Nach der endgültigen Absage des Chipriesen übt man sich in Sachsen-Anhalts Landeshauptstadt in Zweckoptimismus

  • Hendrik Lasch
  • Lesedauer: 4 Min.
Vor den Toren Magdeburgs wurde mit viel Aufwand ein großes Gewerbegebiet für Intel erschlossen.
Vor den Toren Magdeburgs wurde mit viel Aufwand ein großes Gewerbegebiet für Intel erschlossen.

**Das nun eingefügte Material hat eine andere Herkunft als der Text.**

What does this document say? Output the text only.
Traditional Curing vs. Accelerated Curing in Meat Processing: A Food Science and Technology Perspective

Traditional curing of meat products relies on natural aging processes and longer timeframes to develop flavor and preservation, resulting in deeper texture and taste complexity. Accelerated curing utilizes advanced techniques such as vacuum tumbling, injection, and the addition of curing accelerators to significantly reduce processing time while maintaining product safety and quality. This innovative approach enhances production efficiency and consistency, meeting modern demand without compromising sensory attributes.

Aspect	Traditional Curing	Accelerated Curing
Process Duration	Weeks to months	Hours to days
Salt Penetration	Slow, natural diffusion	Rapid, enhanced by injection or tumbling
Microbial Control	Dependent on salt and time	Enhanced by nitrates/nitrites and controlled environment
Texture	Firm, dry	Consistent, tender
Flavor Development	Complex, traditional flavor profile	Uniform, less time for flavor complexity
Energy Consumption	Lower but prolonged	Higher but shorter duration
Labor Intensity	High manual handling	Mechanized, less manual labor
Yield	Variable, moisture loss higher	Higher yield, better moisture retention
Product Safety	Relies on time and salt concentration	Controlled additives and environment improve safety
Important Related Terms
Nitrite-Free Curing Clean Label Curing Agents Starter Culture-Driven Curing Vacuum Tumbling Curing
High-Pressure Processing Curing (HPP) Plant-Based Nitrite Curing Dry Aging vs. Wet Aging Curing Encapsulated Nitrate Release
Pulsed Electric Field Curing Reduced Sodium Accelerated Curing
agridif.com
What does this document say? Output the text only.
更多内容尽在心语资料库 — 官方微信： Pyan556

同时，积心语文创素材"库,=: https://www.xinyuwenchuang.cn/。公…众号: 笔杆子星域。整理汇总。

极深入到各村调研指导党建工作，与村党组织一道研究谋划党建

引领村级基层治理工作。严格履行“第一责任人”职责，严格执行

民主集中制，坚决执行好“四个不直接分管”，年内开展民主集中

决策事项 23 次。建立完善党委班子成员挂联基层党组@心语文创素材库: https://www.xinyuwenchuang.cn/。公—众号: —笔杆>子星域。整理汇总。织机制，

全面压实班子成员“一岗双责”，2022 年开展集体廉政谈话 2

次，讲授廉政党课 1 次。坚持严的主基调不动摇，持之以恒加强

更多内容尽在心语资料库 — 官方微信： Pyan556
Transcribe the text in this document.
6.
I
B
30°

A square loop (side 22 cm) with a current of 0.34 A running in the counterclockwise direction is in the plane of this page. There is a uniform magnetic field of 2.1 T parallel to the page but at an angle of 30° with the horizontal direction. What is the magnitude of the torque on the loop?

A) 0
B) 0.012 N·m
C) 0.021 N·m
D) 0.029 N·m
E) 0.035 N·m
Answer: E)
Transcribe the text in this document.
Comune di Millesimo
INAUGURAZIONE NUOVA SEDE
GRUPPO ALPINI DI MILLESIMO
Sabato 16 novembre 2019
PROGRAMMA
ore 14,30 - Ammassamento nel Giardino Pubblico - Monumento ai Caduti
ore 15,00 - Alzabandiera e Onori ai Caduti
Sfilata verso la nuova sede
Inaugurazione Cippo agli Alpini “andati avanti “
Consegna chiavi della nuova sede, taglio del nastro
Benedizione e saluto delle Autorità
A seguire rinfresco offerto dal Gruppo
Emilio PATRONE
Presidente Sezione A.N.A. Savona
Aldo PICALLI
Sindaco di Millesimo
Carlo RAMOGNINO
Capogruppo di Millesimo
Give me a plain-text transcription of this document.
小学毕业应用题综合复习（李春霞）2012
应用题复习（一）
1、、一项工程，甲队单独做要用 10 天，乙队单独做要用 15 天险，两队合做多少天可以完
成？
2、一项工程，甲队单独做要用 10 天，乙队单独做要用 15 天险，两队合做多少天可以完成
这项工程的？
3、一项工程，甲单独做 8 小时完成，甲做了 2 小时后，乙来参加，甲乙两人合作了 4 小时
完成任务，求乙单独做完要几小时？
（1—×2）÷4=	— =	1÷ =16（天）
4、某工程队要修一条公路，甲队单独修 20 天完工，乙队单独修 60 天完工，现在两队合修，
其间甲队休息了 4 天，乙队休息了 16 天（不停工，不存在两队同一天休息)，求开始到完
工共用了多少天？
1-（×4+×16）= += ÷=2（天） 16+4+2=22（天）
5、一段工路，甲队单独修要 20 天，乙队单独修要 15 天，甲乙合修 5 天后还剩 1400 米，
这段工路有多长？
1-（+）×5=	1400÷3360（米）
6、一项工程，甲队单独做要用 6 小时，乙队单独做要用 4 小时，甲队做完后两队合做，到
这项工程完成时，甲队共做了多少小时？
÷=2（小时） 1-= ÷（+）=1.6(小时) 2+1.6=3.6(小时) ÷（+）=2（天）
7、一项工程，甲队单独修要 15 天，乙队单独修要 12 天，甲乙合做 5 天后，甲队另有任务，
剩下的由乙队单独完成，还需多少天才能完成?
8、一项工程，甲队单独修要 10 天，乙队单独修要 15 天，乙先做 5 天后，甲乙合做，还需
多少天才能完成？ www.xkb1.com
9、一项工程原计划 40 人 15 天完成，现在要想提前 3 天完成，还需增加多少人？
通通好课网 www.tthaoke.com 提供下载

Als der US-Halbleiterriese Intel im März 2022 die Pläne zur Errichtung einer riesigen Chipfabrik in Magdeburg bekannt gab, konnten die sprachlichen Bilder gar nicht gewagt genug sein. Das Projekt werde »unsere Mondlandung«, sagte der SPD-Politiker Falko Grube damals und zog damit Parallelen zu dem historischen Ereignis im Juli 1969, als mit dem US-Astronauten Neil Armstrong erstmals ein Mensch auf dem Erdtrabanten gestanden hatte.

Die hochfliegenden Träume in Sachsen-Anhalt haben den Mond allerdings nicht erreicht; vielmehr stecken das Bundesland und seine Landeshauptstadt seit Freitag in einem schwarzen Loch. An dem Tag beerdigte Intel endgültig das Bauvorhaben in Magdeburg, dessen Umsetzung man im vorigen September bereits auf unbestimmte Zeit verschoben hatte. Spätestens seit diesem Zeitpunkt gab es erhebliche Zweifel, ob Intel tatsächlich kommt. Nun habe man wenigstens Klarheit, sagte CDU-Ministerpräsident Reiner Haseloff, der dennoch von einem »herben Rückschlag« sprach – für das Bundesland und für Europa.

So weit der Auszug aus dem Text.